Insurance Litigation
On January 15, 2019, the Company was named as a defendant in a declaratory judgment action filed by Navigators Specialty Insurance Company (Navigators) in the U.S. District Court for the Northern District of California (Case No. 3:19-cv-255). Navigators is the Company’s primary product liability insurer. Navigators is seeking declaratory judgment that opioid litigation claims noticed by the Company (as further described above under “Multidistrict Opioid Litigation” and “State Opioid Litigation”) are not covered by the Company’s life sciences liability policies with Navigators. The Company filed a counterclaim on February 28, 2019. Navigators filed an answer on April 11, 2019. This litigation is ongoing. The parties expect to file summary judgment briefing relating to Navigators’ duty to defend the opioid litigation in the third quarter of 2020, and to receive a ruling in 2021.
General
The Company cannot reasonably predict the outcome of the legal proceedings described above, nor can the Company estimate the amount of loss, range of loss or other adverse consequence, if any, that may result from these proceedings or the amount of any gain in the event the Company prevails in litigation involving a claim for damages. As such the Company is not currently able to estimate the impact of the above litigation on its financial position or results of operations.

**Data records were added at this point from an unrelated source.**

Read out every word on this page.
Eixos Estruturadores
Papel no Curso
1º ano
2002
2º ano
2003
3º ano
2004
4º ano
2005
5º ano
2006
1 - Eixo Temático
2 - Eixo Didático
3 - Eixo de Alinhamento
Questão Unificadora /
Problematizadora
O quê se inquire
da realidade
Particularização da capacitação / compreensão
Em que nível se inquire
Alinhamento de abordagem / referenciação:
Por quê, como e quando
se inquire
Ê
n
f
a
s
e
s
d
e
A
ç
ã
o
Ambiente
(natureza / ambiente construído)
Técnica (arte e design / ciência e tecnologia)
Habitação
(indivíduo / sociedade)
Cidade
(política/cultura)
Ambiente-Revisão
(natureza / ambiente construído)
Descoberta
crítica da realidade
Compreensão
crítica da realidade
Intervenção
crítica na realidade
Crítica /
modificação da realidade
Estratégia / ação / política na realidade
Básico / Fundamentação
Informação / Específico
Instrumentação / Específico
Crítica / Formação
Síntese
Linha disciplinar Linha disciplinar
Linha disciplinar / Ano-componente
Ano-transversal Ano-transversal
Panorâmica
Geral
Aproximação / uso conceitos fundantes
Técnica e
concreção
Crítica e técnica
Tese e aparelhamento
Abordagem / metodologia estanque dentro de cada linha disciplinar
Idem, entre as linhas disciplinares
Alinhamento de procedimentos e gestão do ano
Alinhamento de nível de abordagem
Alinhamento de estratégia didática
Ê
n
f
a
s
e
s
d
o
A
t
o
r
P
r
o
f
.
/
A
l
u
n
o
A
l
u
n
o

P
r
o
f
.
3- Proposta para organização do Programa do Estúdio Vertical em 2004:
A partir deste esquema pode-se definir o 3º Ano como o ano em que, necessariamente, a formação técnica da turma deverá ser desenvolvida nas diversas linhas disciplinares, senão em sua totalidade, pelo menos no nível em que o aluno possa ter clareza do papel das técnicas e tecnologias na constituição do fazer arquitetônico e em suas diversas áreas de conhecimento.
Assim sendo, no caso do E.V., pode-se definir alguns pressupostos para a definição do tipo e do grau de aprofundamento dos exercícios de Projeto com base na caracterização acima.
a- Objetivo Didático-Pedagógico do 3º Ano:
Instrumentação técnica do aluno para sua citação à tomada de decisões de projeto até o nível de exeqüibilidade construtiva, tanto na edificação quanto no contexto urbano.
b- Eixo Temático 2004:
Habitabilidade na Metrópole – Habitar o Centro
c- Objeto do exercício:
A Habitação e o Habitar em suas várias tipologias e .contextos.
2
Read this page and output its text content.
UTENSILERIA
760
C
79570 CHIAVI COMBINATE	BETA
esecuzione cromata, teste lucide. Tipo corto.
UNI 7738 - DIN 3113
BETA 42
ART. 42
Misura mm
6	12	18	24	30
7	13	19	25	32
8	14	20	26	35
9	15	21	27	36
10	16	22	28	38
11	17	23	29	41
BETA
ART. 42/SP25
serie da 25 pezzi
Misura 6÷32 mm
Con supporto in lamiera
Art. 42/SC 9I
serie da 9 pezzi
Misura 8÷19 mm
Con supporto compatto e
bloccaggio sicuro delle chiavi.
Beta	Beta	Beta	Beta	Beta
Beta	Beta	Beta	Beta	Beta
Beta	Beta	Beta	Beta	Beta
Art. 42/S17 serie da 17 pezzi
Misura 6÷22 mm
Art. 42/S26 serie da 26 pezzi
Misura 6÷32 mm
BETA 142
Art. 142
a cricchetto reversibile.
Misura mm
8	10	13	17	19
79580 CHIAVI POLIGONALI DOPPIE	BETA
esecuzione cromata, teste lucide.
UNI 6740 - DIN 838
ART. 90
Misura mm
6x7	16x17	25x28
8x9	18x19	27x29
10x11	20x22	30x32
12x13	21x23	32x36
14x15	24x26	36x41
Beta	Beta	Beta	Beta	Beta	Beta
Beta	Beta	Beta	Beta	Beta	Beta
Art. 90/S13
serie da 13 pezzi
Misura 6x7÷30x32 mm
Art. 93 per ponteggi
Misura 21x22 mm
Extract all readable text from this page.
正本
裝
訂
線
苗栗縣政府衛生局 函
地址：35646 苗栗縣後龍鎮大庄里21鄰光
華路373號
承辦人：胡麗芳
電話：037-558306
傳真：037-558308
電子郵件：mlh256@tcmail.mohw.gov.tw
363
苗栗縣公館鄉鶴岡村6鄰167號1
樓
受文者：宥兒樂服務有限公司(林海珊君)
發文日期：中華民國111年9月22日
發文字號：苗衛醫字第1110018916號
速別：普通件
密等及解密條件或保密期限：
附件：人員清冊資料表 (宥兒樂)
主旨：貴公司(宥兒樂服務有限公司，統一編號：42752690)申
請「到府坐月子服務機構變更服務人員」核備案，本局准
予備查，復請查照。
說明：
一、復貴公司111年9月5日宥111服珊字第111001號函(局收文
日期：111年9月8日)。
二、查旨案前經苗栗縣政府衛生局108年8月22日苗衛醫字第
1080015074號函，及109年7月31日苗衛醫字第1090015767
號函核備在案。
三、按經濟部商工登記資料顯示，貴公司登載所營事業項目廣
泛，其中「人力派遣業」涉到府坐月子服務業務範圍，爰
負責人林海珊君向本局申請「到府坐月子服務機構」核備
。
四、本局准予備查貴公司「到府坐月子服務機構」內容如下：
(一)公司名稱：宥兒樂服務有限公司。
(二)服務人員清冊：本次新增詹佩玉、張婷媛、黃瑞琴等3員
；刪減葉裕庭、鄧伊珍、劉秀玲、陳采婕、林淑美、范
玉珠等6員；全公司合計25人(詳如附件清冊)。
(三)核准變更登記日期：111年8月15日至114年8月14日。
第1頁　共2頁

The Company may from time to time become party to actions, claims, suits, investigations or proceedings arising from the ordinary course of its business, including actions with respect to intellectual property claims, breach of contract claims, labor and employment claims and other matters. The Company may also become party to further litigation in federal and state courts relating to opioid drugs. Although actions, claims, suits, investigations and proceedings are inherently uncertain and their results cannot be predicted with certainty, other than the matters set forth above, the Company is not currently involved in any matters that the Company believes may have a material adverse effect on its business, results of operations or financial condition. However, regardless of the outcome, litigation can have an adverse impact on the Company because of associated cost and diversion of management time.